Insomma, come dice il nostro vecchio amico Pierre Joseph: "Non rinuncio a niente”.
Per la vita di una comunità che non aspira ad altro che a produrre fermenti di vita sociale autentica, sembra essenziale che non debba avere alcun pregiudizio nei confronti dell’uomo e delle sue manifestazioni. Suo compito - e anche la ragione del suo "distaccarsi” - dovrebbe essere quello di purificare, e non di eliminare o di reprimere. Poiché la sua costituzione e la sua esistenza non sarebbero alimentate da un orgoglio qualsiasi, ma da una profonda nostalgia di vera comunione e di "trasfigurazione” della società umana.
Il segno della sua nobiltà risiederebbe nella semplicità della sua adesione a ogni generoso sforzo umano. Ma probabilmente il segno della sua grandezza risiederebbe nel rigore e nella tenacia del rifiuto che sarà in grado di opporre alla tentazione di confondersi con qualsiasi "realizzazione parziale”, o "storica” in genere. Perché nel più profondo del suo essere sarà scritto che "questo non accadrà mai”. Forse perché già è?
Per concludere, ci dichiareremo profondamente solidali con la risposta di Dio Padre a San Pietro, nell’aneddoto raccontato da Degas: "La Perfezione? E’ di Bouguereau. Mettila alla porta!”

1 Mi è concesso ricordare qui che il senso etimologico di "critica” è "discernimento”?

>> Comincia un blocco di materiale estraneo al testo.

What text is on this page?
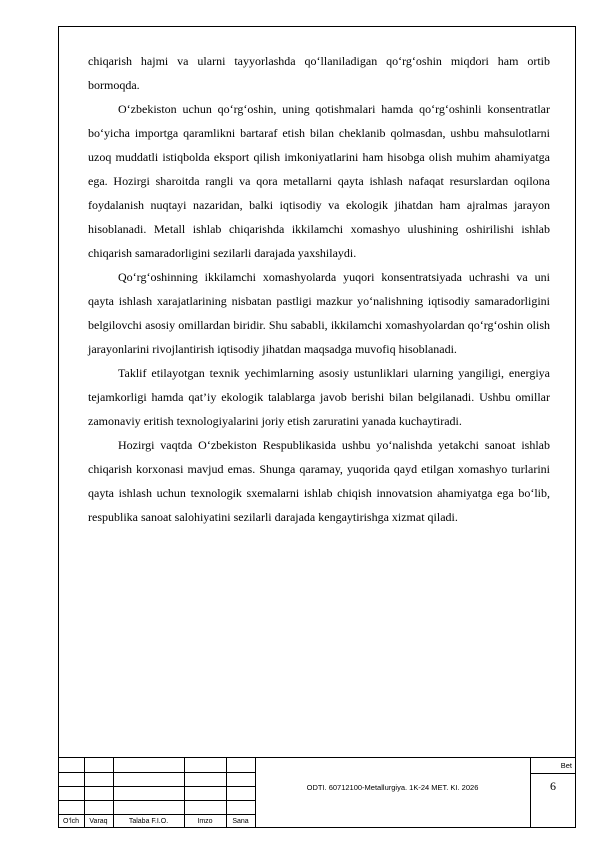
chiqarish hajmi va ularni tayyorlashda qo‘llaniladigan qo‘rg‘oshin miqdori ham ortib bormoqda.

O‘zbekiston uchun qo‘rg‘oshin, uning qotishmalari hamda qo‘rg‘oshinli konsentratlar bo‘yicha importga qaramlikni bartaraf etish bilan cheklanib qolmasdan, ushbu mahsulotlarni uzoq muddatli istiqbolda eksport qilish imkoniyatlarini ham hisobga olish muhim ahamiyatga ega. Hozirgi sharoitda rangli va qora metallarni qayta ishlash nafaqat resurslardan oqilona foydalanish nuqtayi nazaridan, balki iqtisodiy va ekologik jihatdan ham ajralmas jarayon hisoblanadi. Metall ishlab chiqarishda ikkilamchi xomashyo ulushining oshirilishi ishlab chiqarish samaradorligini sezilarli darajada yaxshilaydi.

Qo‘rg‘oshinning ikkilamchi xomashyolarda yuqori konsentratsiyada uchrashi va uni qayta ishlash xarajatlarining nisbatan pastligi mazkur yo‘nalishning iqtisodiy samaradorligini belgilovchi asosiy omillardan biridir. Shu sababli, ikkilamchi xomashyolardan qo‘rg‘oshin olish jarayonlarini rivojlantirish iqtisodiy jihatdan maqsadga muvofiq hisoblanadi.

Taklif etilayotgan texnik yechimlarning asosiy ustunliklari ularning yangiligi, energiya tejamkorligi hamda qat’iy ekologik talablarga javob berishi bilan belgilanadi. Ushbu omillar zamonaviy eritish texnologiyalarini joriy etish zaruratini yanada kuchaytiradi.

Hozirgi vaqtda O‘zbekiston Respublikasida ushbu yo‘nalishda yetakchi sanoat ishlab chiqarish korxonasi mavjud emas. Shunga qaramay, yuqorida qayd etilgan xomashyo turlarini qayta ishlash uchun texnologik sxemalarni ishlab chiqish innovatsion ahamiyatga ega bo‘lib, respublika sanoat salohiyatini sezilarli darajada kengaytirishga xizmat qiladi.

O‘lch	Varaq	Talaba F.I.O.	Imzo	Sana
ODTI. 60712100-Metallurgiya. 1K-24 MET. KI. 2026
Bet
6
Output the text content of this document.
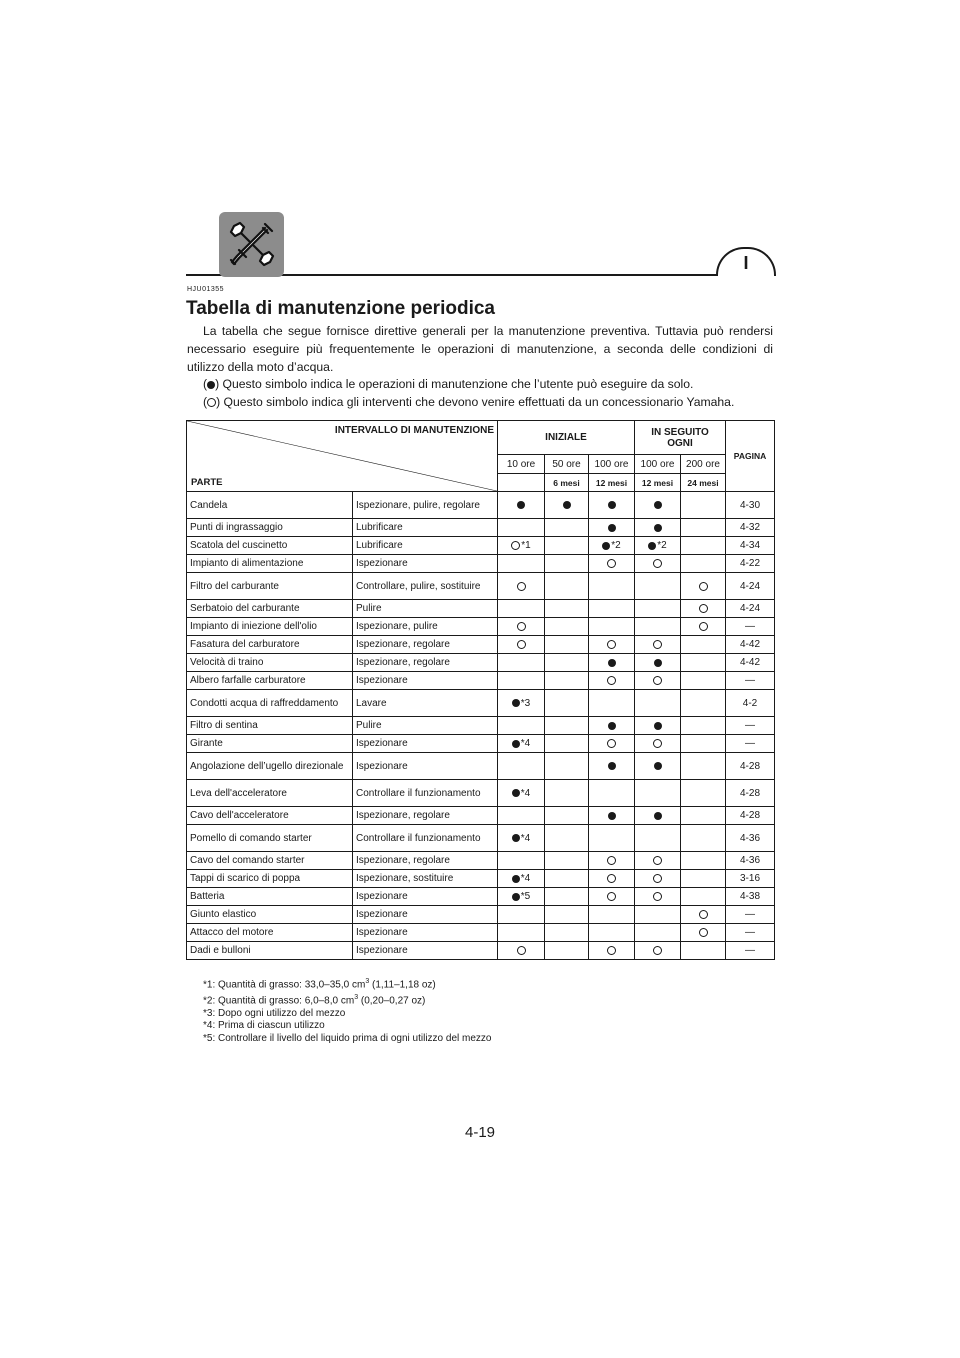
I
HJU01355
Tabella di manutenzione periodica

La tabella che segue fornisce direttive generali per la manutenzione preventiva. Tuttavia può rendersi necessario eseguire più frequentemente le operazioni di manutenzione, a seconda delle condizioni di utilizzo della moto d’acqua.

( ) Questo simbolo indica le operazioni di manutenzione che l’utente può eseguire da solo.
( ) Questo simbolo indica gli interventi che devono venire effettuati da un concessionario Yamaha.
INTERVALLO DI MANUTENZIONE
PARTE		INIZIALE			IN SEGUITO OGNI		PAGINA
		10 ore	50 ore	100 ore	100 ore	200 ore	
			6 mesi	12 mesi	12 mesi	24 mesi	
Candela	Ispezionare, pulire, regolare						4-30
Punti di ingrassaggio	Lubrificare						4-32
Scatola del cuscinetto	Lubrificare	*1		*2	*2		4-34
Impianto di alimentazione	Ispezionare						4-22
Filtro del carburante	Controllare, pulire, sostituire						4-24
Serbatoio del carburante	Pulire						4-24
Impianto di iniezione dell'olio	Ispezionare, pulire						—
Fasatura del carburatore	Ispezionare, regolare						4-42
Velocità di traino	Ispezionare, regolare						4-42
Albero farfalle carburatore	Ispezionare						—
Condotti acqua di raffreddamento	Lavare	*3					4-2
Filtro di sentina	Pulire						—
Girante	Ispezionare	*4					—
Angolazione dell’ugello direzionale	Ispezionare						4-28
Leva dell'acceleratore	Controllare il funzionamento	*4					4-28
Cavo dell'acceleratore	Ispezionare, regolare						4-28
Pomello di comando starter	Controllare il funzionamento	*4					4-36
Cavo del comando starter	Ispezionare, regolare						4-36
Tappi di scarico di poppa	Ispezionare, sostituire	*4					3-16
Batteria	Ispezionare	*5					4-38
Giunto elastico	Ispezionare						—
Attacco del motore	Ispezionare						—
Dadi e bulloni	Ispezionare						—
*1: Quantità di grasso: 33,0–35,0 $cm^3$ (1,11–1,18 oz)
*2: Quantità di grasso: 6,0–8,0 $cm^3$ (0,20–0,27 oz)
*3: Dopo ogni utilizzo del mezzo
*4: Prima di ciascun utilizzo
*5: Controllare il livello del liquido prima di ogni utilizzo del mezzo
4-19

2 L’hanno chiamata di volta in volta Borghesia, Capitalismo, Filisteismo, Democrazia, Era Vittoriana, Americanismo, Età delle Masse, ecc. In realtà, si tratta di un sistema basato sulla radicale elusione di ogni domanda riguardante la Verità -e dunque sul culto per lo stato di fatto. Ne deriva necessariamente che gli individui avranno ormai legami comuni e leggi dettate solo dai bisogni più infimi e dalla "banalità quotidiana”. Ogni espressione vera è infatti un attacco diretto al sistema, la cui legge fondamentale è quella di ridurre alla comune misura del "medio” quel che per natura è irriducibile: il destino dell’individuo, e le situazioni reali. E’ d’altra parte evidente che un tale sistema implica la complicità passiva del "maggior numero” - a questo si riduce la sua essenza "Democratica”.
3 Un mondo del tutto assurdo e perfettamente stabilito dove vi sarà un Ersatz, un surrogato per ogni cosa, anche per le creazioni dello spirito: arriveremo all’"Idea al giorno” che nel ‘48 Emile de Girardin prometteva ai suoi lettori -o alla "parola d’ordine” degli Stati totalitari (e il cinema). Il tratto distintivo di un mondo del genere sarà la Noia.